不過不管賈赦再怎麼無力, 這即將出生的孩子, 他也不能再塞回去,當下一邊打發王善保家的去喚了早就備着的穩婆過來,一邊又命人去請了太醫過來候着。
那王善保家的本是被邢夫人這要生產的事兒一時給唬懵住了, 如今聽得賈赦這麼一吩咐,立刻迴轉了神來, 只忙忙的又跑出去,命着丫鬟們打水拿剪子熬蔘湯。
見着衆人都忙活開了, 賈璉立在屋裏, 去也不是,留也不是,心裏很有幾分不自在。
一時見着那報信的丫鬟手足無措的站在門口, 靈機一動, 只忙對着賈赦道:“父親,老祖宗怕還不知道太太要生產的事兒, 兒子想着是不是過去給老祖宗說一聲。

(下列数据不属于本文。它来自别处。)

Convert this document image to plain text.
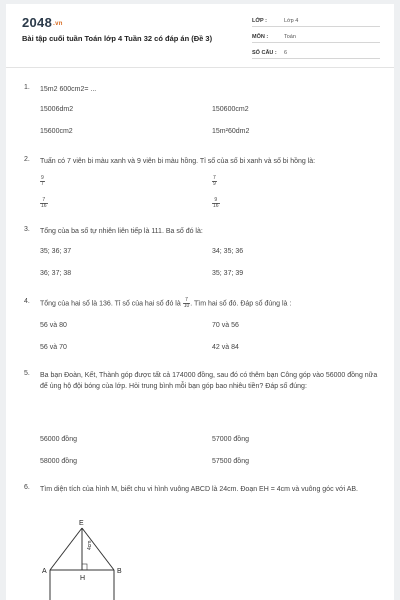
2048.vn
Bài tập cuối tuần Toán lớp 4 Tuần 32 có đáp án (Đề 3)
LỚP :	Lớp 4
MÔN :	Toán
SỐ CÂU : 6
1. 15m2 600cm2= ...
15006dm2	150600cm2
15600cm2	15m²60dm2
2. Tuấn có 7 viên bi màu xanh và 9 viên bi màu hồng. Tỉ số của số bi xanh và số bi hồng là:
$\frac{9}{7}$	$\frac{7}{9}$
$\frac{7}{16}$	$\frac{9}{16}$
3. Tổng của ba số tự nhiên liên tiếp là 111. Ba số đó là:
35; 36; 37	34; 35; 36
36; 37; 38	35; 37; 39
4. Tổng của hai số là 136. Tỉ số của hai số đó là $\frac{7}{10}$ . Tìm hai số đó. Đáp số đúng là :
56 và 80	70 và 56
56 và 70	42 và 84
5. Ba bạn Đoàn, Kết, Thành góp được tất cả 174000 đồng, sau đó có thêm bạn Công góp vào 56000 đồng nữa để ủng hộ đội bóng của lớp. Hỏi trung bình mỗi bạn góp bao nhiêu tiền? Đáp số đúng:
56000 đồng	57000 đồng
58000 đồng	57500 đồng
6. Tìm diện tích của hình M, biết chu vi hình vuông ABCD là 24cm. Đoạn EH = 4cm và vuông góc với AB.
E
A	B
H
4cm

”
賈赦聽着賈璉這話, 倒沒多想,只吩咐賈璉道:“你替我過去一趟罷。”
說着,賈赦又想起一事來,只忙又對着賈璉道:“順道兒你去庫裏取些藥材綢緞出來,使人給二房那邊送去。”
賈璉忙忙的應下了, 領着打庫裏取了東西,便往賈母院裏去了。
到了賈母院子裏,賈母正和賴嬤嬤說着話, 見着賈璉來了,只讓賈璉在榻上坐了,又瞧着賈璉笑問道:“倒有幾日沒見你過來了,可是你老子又使喚你出去了?”
賈璉笑了笑,只對賈母道:“太太今兒怕是要生了,父親打發我過來給老祖宗說一聲。”
賈母一聽,當下唬了一跳,只碎碎叨叨的念道:“你老子也是個不成樣兒的。穩婆可請來了沒有,是那家的,屋裏是哪幾個婆子在那邊搭手?……”
賈母問的話兒,賈璉哪答得出來,當下只說道:“穩婆早請在府裏了,眼下想是已過去了,這屋裏都有誰,這孫兒卻是不知道了。”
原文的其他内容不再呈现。